Hepatitis C infection raised dramatically in recent decades in the Middle Eastern region. It might be related to changes in the main route of transmission in this territory. Epidemiological studies, particularly in areas with the lack of adequate information, could help to prevent chronic HCV infection problems. Therefore, in present study we tried to identify HCV infection rate in the city of Amol, north of Iran, and compare it with previous reports.
In this survey, seroprevalence (RIBA positive) of HCV infection was 0.08% and only three cases (0.05%) were PCR positive (true infection). This rate is much lower than previous findings and reports from different countries, including Iran. The seroprevalence of HCV infection (RIBA test) in Iran is estimated at about 0.20% in general population (
14-
16). Infection rate in different provinces of Iran is not similar .The prevalence of HCV infection in studies conducted in different geographical areas of Iran was 0.3% to 0.86% (
10,
11,
13,
14). The city of Amol is located in north-center of Iran in Mazandaran province, immediately adjacent to Golestan province in north-east of Iran where infection rate is significantly higher compared to the result of present study (0.08% vs. 1.0%). As mentioned previously, the majority of studies on HCV prevalence were conducted on special groups. For instance, Amini – Kafabad et al. reported a prevalence of 0.13% of HCV infection in a study among blood donors during a 3-year period (
17). The reason for the ambiguity in HCV infection rates in different parts of Iran is not clear but could be due to life style, population density, and public education about hepatitis C infection. Also, frequent travelling to the countries with high rate infection might be accounted.
The evaluation of HCV infection risk factors among participants was another important objective of the present study. Due to limited number of infected patients, evaluation of risk factors might not be significant in present study. Typically the transmission of HCV occurs through infected blood and blood products as well as contaminated devices, such as needle. Intravenous drug use (IDU) is an important route of HCV transmission, and previous reports have shown a history of IDU in many of the patients (
11,
13). However, the study did not confirm this finding and the authors have no definitive explanation for these results, but possibly might be due to a low rate of IDU in this study compared to previous studies. Also family support might influence on this finding. Furthermore, harm-reduction policies including educating patients and their families, providing sterile needles, and isolation/separation of IDU patients by local healthcare system may influence on the results. Analysis revealed that non-sterile punctures, as part of blood contamination, and a history of family member infection augment risk of contamination. There is limited data on risk of HCV transmission among family members. Hepatitis C infection may be spread by routes similar to hepatitis B. In this context, sharing contaminated objects such as needles as well as non-adherence to strict health code recommendations play major roles in the transmission of HCV. Furthermore, unsafe sexual contact, tattooing, and imprisonment were reported in previous studies (
13,
14). However, the results of present study were not in accordance with results obtained from those results. This might be related to low prevalence of HCV infection in this region along with limited number of subjects who were previously incarcerated.
In this study, the prevalence of HCV-Ab in both rural and urban areas was equal while the RIBA and ELISA positive were more common in rural areas (4 vs. 1). To the authors’ knowledge, there are limited studies comparing the rate of infection between rural and urban areas.
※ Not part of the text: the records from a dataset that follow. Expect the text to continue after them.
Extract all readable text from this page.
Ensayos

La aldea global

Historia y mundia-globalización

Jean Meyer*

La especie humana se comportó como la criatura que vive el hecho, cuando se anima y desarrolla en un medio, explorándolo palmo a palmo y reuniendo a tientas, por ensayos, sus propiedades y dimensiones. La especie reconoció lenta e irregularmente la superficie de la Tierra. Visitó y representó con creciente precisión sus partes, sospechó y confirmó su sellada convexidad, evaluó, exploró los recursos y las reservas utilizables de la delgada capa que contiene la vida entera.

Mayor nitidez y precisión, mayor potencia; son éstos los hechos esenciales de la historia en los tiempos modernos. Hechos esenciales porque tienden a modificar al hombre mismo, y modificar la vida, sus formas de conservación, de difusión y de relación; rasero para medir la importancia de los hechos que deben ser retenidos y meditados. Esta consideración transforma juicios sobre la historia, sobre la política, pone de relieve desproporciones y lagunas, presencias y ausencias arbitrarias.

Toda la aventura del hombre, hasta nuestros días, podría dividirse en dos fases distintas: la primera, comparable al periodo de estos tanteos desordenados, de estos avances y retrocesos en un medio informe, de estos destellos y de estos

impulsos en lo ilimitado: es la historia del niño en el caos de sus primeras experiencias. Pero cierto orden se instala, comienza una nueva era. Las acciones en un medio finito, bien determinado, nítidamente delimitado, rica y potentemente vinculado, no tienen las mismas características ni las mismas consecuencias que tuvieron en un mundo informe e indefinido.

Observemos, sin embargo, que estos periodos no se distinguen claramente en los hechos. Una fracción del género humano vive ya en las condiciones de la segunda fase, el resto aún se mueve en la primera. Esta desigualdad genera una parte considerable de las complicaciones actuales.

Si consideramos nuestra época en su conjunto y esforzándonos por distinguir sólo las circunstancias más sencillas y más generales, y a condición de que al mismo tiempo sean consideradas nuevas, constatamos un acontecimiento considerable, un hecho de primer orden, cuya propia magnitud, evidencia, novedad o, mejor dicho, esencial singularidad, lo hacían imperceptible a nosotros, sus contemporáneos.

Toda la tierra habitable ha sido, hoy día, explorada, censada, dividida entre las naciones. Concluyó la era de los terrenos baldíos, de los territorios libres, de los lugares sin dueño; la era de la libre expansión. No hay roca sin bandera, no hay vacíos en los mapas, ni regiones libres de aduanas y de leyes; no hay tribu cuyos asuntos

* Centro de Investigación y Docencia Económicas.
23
In the present study, HCV infection rate in rural areas is significantly higher than that in urban areas corresponding with previous reports (
13). This difference might be explained by socioeconomic, lifestyle, and educational inequalities in two areas.
Male gender was reported as an independent predictive factor for HCV infection in different studies (
13,
16,
17). Interestingly, in the present study all of the HCV infected cases were male. This could indicate the higher prevalence of high-risk behaviors among men compared to women.
It should be noted that approximately 75% of HCV- Ab positive subjects were prone to chronic hepatitis C; also it was reported that 70% of RIBA HCV-Ab positive were also HCV- RNA- positive (
8,
15,
16). In this study, 5 subjects were RIBA positive among which three cases (60%) had chronic hepatitis C. This result might be due to the limited number of HCV positive subjects in this study.
The study had some limitation. First, due to low prevalence and dispersion of risk factors we could not present an appropriate judgment. Second, based on the subjects' memory, recall bias was a prone for limitation; this study faced also with responder bias due to some private and sensitized questions. Third, we had used clustered random sampling for selection of participants but we did not consider cluster analysis, although because of low rate of positive cases this could not influence on results.
In conclusion, the present study revealed that prevalence of HCV in general population of Amol and surrounding areas was much lower than declared in reports already published on Iran.